CAPITOLO I: DA “AMBIENTE/ARTE” AI “PARAPADIGLIONI” (1976-2011)

1. B76: la “nuova” Biennale fra arte, ambiente e partecipazione sociale

1.4 Altre declinazioni del concetto di ambiente in B76

Nel Catalogo generale tutte le partecipazioni nazionali sono raccolte sotto il titolo “L'ambiente” e in molti Padiglioni vennero presentate delle opere a dimensione ambientale. Vanno ricordate, in particolar modo, le seguenti:

Padiglione Danimarca: Willy Orskov, Sculture pneumatiche (1976); Padiglione Francia: Alain Jacquet, Sette oggetti (1971-76);

Padiglione Germania Federale: Joseph Beuys, Fermata del tram (1975-76); Jochen Gerz, Le difficoltà del Centauro a smontare dal suo cavallo (1976); Reiner Ruthenbeck, Doorway (1976);

Padiglione Gran Bretagna: Richard Long, Stone sculpture (1976);

Padiglione Israele: Dani Karavan, Gerusalemme città della pace (1975-76).

Ma non c'erano solo i padiglioni nazionali. Come detto, l'Esposizione Internazionale si presentava come un articolato insieme di mostre storico-critiche, in cui “Spagna / avanguardia artistica e realtà sociale / 1936-1976” e “Ambiente-Arte” occupavano un posto centrale. Mettendo in risalto le modalità operative laboratoriali della nuova Biennale, non si diede solo spazio alla fotografia (“Man Ray, testimonianza attraverso la fotografia”), ma l'estensione dei campi disciplinari di applicazione andò molto oltre, aprendosi alle pratiche artistiche del design, dell'architettura e del disegno del territorio (tecniche tradizionali di definizione dell'ambiente fisico). Questa impostazione “allargata” era stata fortemente voluta da Gregotti per «predisporre i punti di una strategia della loro continuità futura e della loro praticabilità da parte del pubblico»91.

Nel campo del design vengono organizzate quattro mostre specifiche (“Il Werkbund – 1907, alle origini del design”, “Ettore Sottsass, un designer italiano”, “Cinque Graphic Designers”, “Le forme

del vetro”) per delineare come la ricerche del design, vettore specifico di comunicazione di massa, siano esemplari per lo studio della costituzione dell'ambiente circostante.
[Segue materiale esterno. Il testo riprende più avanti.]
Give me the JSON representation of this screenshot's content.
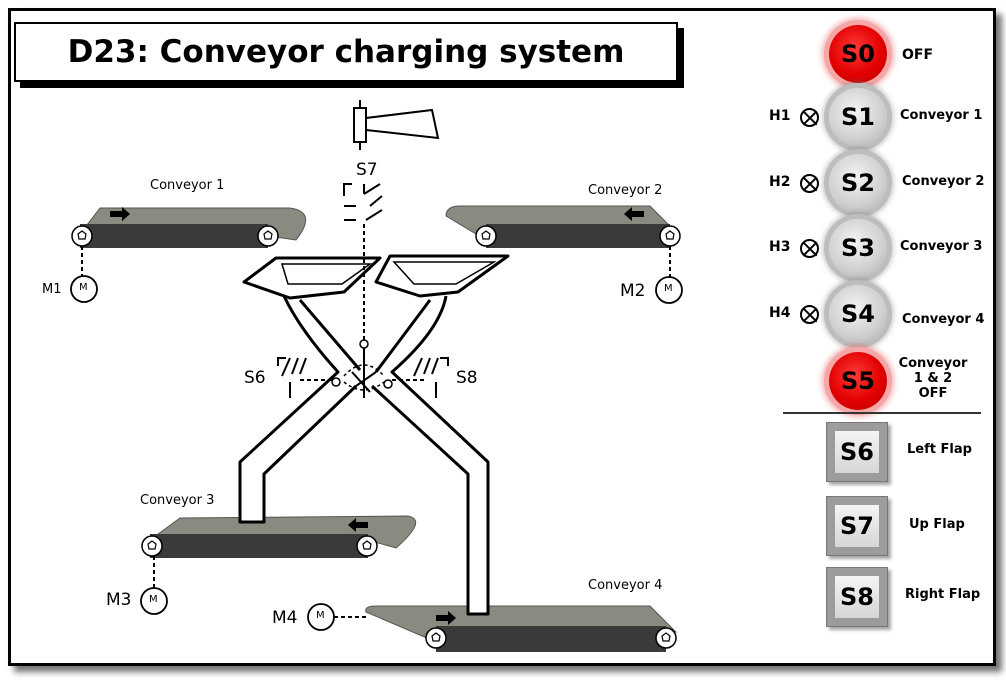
{
  "title": "D23: Conveyor charging system",
  "diagram": {
    "conveyor1": "Conveyor 1",
    "conveyor2": "Conveyor 2",
    "conveyor3": "Conveyor 3",
    "conveyor4": "Conveyor 4",
    "m1": "M1",
    "m2": "M2",
    "m3": "M3",
    "m4": "M4",
    "motor_symbol": "M",
    "s6": "S6",
    "s7": "S7",
    "s8": "S8"
  },
  "panel": {
    "s0": {
      "label": "S0",
      "caption": "OFF",
      "color": "#e20000"
    },
    "s1": {
      "label": "S1",
      "caption": "Conveyor 1",
      "lamp": "H1"
    },
    "s2": {
      "label": "S2",
      "caption": "Conveyor 2",
      "lamp": "H2"
    },
    "s3": {
      "label": "S3",
      "caption": "Conveyor 3",
      "lamp": "H3"
    },
    "s4": {
      "label": "S4",
      "caption": "Conveyor 4",
      "lamp": "H4"
    },
    "s5": {
      "label": "S5",
      "caption_line1": "Conveyor",
      "caption_line2": "1 & 2",
      "caption_line3": "OFF",
      "color": "#e20000"
    },
    "s6": {
      "label": "S6",
      "caption": "Left Flap"
    },
    "s7": {
      "label": "S7",
      "caption": "Up Flap"
    },
    "s8": {
      "label": "S8",
      "caption": "Right Flap"
    }
  }
}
Gregotti insiste su questo punto sottolineando che: «L'insieme degli oggetti che costituiscono, secondo complesse gerarchie, il nostro ambiente è stato studiato come sistema e per rapporto all'idea di consumo come “sistema di segni”»92.

Nello campo specifico dell'architettura, B76 presenta due importanti mostre (“Europa-America, centro storico-suburbio” e “Il razionalismo e l'architettura in Italia durante il fascismo”) che stanno, chiaramente, particolarmente a cuore all'architetto Gregotti: «La specificità del sito, la costruzione del luogo come cosa, l'abitare come essere dell'uomo sulla terra, che ne sono i fondamenti disciplinari, pongono l'architettura in una posizione indispensabile rispetto alla costituzione e alla definizione dell'ambiente circostante»93. Nonostante gli scambi intensi di esperienze tra architettura e arti visive, la loro convivenza non era per niente scontata, in primis per il fatto che una mostra di architettura presentava l'ovvio problema dell'assenza dell'oggetto reale e la sua necessaria restituzione indiretta (progetto o riproduzione). Questa difficile convivenza è testimoniata dalle parole di Franco Raggi, organizzatore della mostra “Europa-America, centro storico-suburbio”: «La presenza dell'architettura in una mostra di “arti visive” è, insieme, impropria e di diritto. Impropria perché l'architettura, oltre a possedere una forma di produzione ed un circuito di distribuzione e di consumo indipendenti, si esprime in una situazione economica e tecnica così complessa che la riduzione all'unità dell'opera rende necessario un tramite: il progetto. Di diritto perché l'unità, tanto dell'opera che del progetto, è innanzitutto unità morfologica, di figura, nei confronti della quale ogni altro aspetto stilistico, ideologico, tecnico, estetico è solo di volta in volta un'angolazione interpretativa»94. Comunque sia, nello specifico dell'architettura, la mostra di Raggi, ospitata ai Magazzini del Sale alle Zattere (31 luglio – 10 ottobre 1976), ebbe una particolare importanza per impostare in un contesto ufficiale un'analisi sulla nuova generazione di architetti “inquieti” rispetto ai maestri del Movimento Moderno. Accettando il confronto fra contesti geografici e storici differenti, la mostra costituì una sorta di primo bilancio dell'architettura degli anni Settanta, e individuò prospettive che si sarebbero sviluppate nel decennio successivo.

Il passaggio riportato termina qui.